I see. If you need to buy time, she should apply for a visit visa extension showing your funds and your statement that you are paying for her expenses and showing that she has emergency and accident insurance (travel insurance of some sort) and state as a reason that you are going to sponsor her and you need more time to complete and send in your sponsorship application.
There are 3 classes you can sponsor a partner under, that's spouse, common law or conjugal. For spouse, you need to be married, for common law, you need to have lived together in a common law relationship for a year or more and you need to prove that and for conjugal, it is enough that your relationship has been ongoing for a year but there must be some barriers, immigration, legal or otherwise for you to not be able to live together as common law nor to get married but you must have a strong marriage like relationship. It is extremely hard for a straight couple to get accepted under conjugal and double hard for people who are already living together so I would advise not trying that. Rather wait until you have a year of living together and go for common law.

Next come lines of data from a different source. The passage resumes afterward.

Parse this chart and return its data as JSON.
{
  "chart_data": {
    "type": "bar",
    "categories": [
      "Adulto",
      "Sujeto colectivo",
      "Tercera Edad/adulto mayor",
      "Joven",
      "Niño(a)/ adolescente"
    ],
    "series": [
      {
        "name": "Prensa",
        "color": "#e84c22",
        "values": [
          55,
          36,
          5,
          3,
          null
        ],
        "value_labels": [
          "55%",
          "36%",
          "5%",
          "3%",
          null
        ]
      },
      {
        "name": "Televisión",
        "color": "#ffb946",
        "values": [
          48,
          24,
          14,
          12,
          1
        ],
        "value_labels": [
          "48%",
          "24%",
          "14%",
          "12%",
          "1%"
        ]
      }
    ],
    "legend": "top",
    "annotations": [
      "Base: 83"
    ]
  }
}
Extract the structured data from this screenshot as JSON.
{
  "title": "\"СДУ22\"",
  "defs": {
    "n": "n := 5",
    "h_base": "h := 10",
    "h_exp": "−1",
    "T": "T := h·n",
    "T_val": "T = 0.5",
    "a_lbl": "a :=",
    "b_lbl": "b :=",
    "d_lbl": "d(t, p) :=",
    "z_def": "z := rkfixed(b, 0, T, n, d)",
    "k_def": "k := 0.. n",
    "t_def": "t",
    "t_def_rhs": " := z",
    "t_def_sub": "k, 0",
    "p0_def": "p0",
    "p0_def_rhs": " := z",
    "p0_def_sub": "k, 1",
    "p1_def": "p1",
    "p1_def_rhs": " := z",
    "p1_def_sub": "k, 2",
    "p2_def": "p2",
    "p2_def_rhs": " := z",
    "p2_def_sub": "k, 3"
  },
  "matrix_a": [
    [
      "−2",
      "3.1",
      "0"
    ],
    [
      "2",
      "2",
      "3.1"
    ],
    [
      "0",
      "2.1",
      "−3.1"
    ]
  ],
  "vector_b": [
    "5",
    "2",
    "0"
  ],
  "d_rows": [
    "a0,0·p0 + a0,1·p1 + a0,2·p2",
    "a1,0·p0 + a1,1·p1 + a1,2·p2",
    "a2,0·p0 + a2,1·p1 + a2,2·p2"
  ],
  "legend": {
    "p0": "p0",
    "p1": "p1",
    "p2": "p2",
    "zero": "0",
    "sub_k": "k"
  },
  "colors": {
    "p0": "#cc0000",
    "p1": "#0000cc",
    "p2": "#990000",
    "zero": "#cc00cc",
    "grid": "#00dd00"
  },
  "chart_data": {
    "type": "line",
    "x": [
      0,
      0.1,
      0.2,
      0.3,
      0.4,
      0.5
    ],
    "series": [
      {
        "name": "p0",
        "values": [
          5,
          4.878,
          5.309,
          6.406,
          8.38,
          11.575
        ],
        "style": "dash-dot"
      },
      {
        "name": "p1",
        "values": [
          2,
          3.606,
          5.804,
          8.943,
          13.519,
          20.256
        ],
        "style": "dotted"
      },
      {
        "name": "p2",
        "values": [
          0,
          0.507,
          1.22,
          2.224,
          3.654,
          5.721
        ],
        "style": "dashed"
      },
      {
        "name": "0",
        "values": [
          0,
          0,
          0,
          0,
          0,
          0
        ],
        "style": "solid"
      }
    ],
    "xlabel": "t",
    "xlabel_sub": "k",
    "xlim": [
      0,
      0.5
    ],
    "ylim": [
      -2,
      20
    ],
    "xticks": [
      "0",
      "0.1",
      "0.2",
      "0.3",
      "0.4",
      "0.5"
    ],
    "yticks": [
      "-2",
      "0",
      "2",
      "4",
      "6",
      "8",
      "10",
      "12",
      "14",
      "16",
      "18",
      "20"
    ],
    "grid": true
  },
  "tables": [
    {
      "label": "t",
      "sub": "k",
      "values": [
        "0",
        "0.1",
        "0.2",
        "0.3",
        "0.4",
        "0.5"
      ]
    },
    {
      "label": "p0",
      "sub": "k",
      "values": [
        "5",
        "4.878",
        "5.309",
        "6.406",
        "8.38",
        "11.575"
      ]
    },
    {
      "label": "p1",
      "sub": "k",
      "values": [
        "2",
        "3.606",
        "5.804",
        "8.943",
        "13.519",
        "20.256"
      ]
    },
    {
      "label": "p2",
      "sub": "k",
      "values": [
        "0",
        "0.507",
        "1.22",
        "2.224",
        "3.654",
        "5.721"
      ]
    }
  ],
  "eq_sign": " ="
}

I am not sure which law you are referring to that changed in October. As far as I know, there are no changes at immigration except the one for conditional permanent residency for spouses. That's not a change in definition of partner. It is a change saying that your partner will get a conditional PR for 2 years and after that, they will check if you are still together. This was done to fight marriage fraud. Being married as opposed to being common law will not change anything with immigration except the burden of proof of having lived together for a year before you can apply.